So in just a few years, we've gone from 20 seconds per image to 20 milliseconds per image, a thousand times faster. How did we get there? Well, in the past, object detection systems would take an image like this and split it into a bunch of regions and then run a classifier on each of these regions, and high scores for that classifier would be considered detections in the image. But this involved running a classifier thousands of times over an image, thousands of neural network evaluations to produce detection. Instead, we trained a single network to do all of detection for us. It produces all of the bounding boxes and class probabilities simultaneously. With our system, instead of looking at an image thousands of times to produce detection, you only look once, and that's why we call it the YOLO method of object detection. So with this speed, we're not just limited to images; we can process video in real time.
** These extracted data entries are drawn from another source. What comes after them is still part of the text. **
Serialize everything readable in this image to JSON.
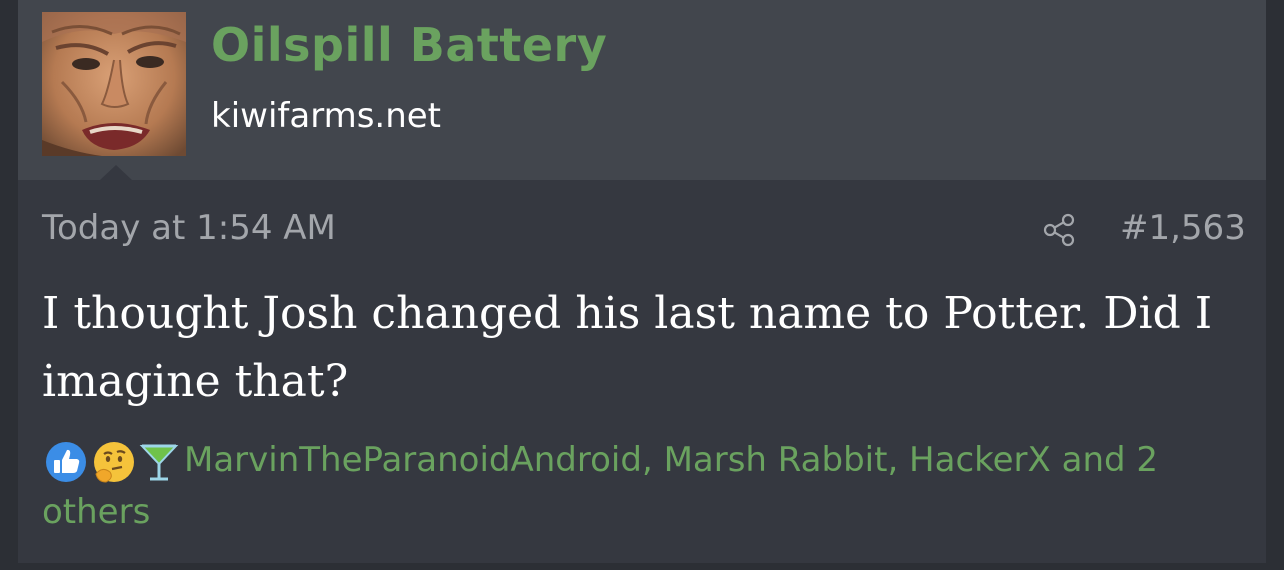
{
  "post": {
    "username": "Oilspill Battery",
    "site": "kiwifarms.net",
    "timestamp": "Today at 1:54 AM",
    "post_number": "#1,563",
    "body": "I thought Josh changed his last name to Potter. Did I imagine that?",
    "reactions": {
      "icons": [
        "thumbs-up-icon",
        "thinking-face-icon",
        "cocktail-icon"
      ],
      "text": "MarvinTheParanoidAndroid, Marsh Rabbit, HackerX and 2 others"
    }
  },
  "colors": {
    "accent_green": "#6aa25f",
    "header_bg": "#42464d",
    "post_bg": "#353840",
    "meta_gray": "#a3a6ab"
  }
}
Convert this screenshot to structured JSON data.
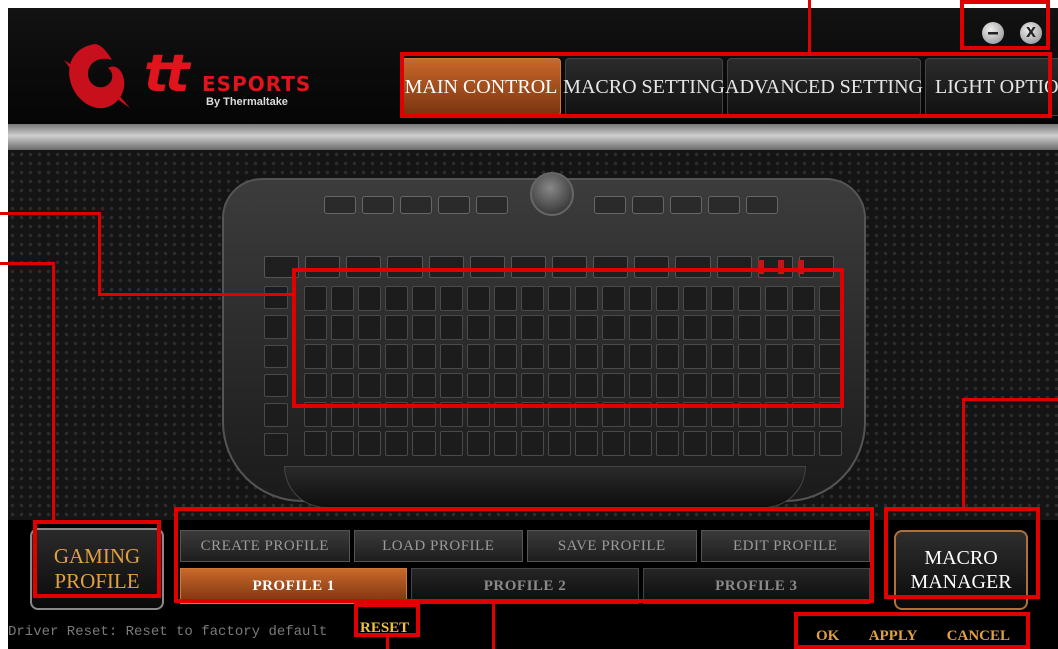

And now, instead of just seeing that cat and dog, we can see them move around and interact with each other.

خب، ظرف فقط چند سال، ما از ۲۰ ثانیه درتصویر به ۲۰ میلی ثانیه بر تصویر رفتیم، هزار بار سریعتر. چطور به اینجا رسیدیم؟ خب، در گذشته، سیستم‌های یافتن اشیا تصویری شبیه این می‌گرفتند و آن را به بسیاری از مناطق تقسیم می‌کردند و سپس برای هر یک از این مناطق یک دسته بند را اجرا می‌کردند و بالاترین امتیاز برای این دسته بندیها به عنوان تصویر یافته شده در نظر گرفته میشد. اما این هزاران بار اجرا کردن یک دسته بند روی یک تصویر را شامل می‌شد، هزاران شبکه عصبی ارزیابی می‌کردند تا "یافتن" را تولید کنند. درعوض، ما یک تک شبکه را آموزش دادیم تا کل یافتنها را برای ما انجام دهد. همه باندهای محدود را تولید و همه احتمالات را با هم کلاس بندی می‌کند. با یک سیستم، به جای نگاه کردن به یک تصویر برای هزاران بار برای تولید یافتن شما فقط یک بار نگاه می‌کنید، و به همین دلیل ما آن را متد YOLO برای یافتن اشیا نامیدیم. خب، با این سرعت ما فقط به یک تصویر محدود نیستیم: همچنین می‌توانیم ویدیو را نیز همزمان پردازش کنیم. و حالا، به جای نگاه کردن به گربه و سگ می‌توانیم حرکت و تعامل آنها با یکدیگر را نیز ببینیم.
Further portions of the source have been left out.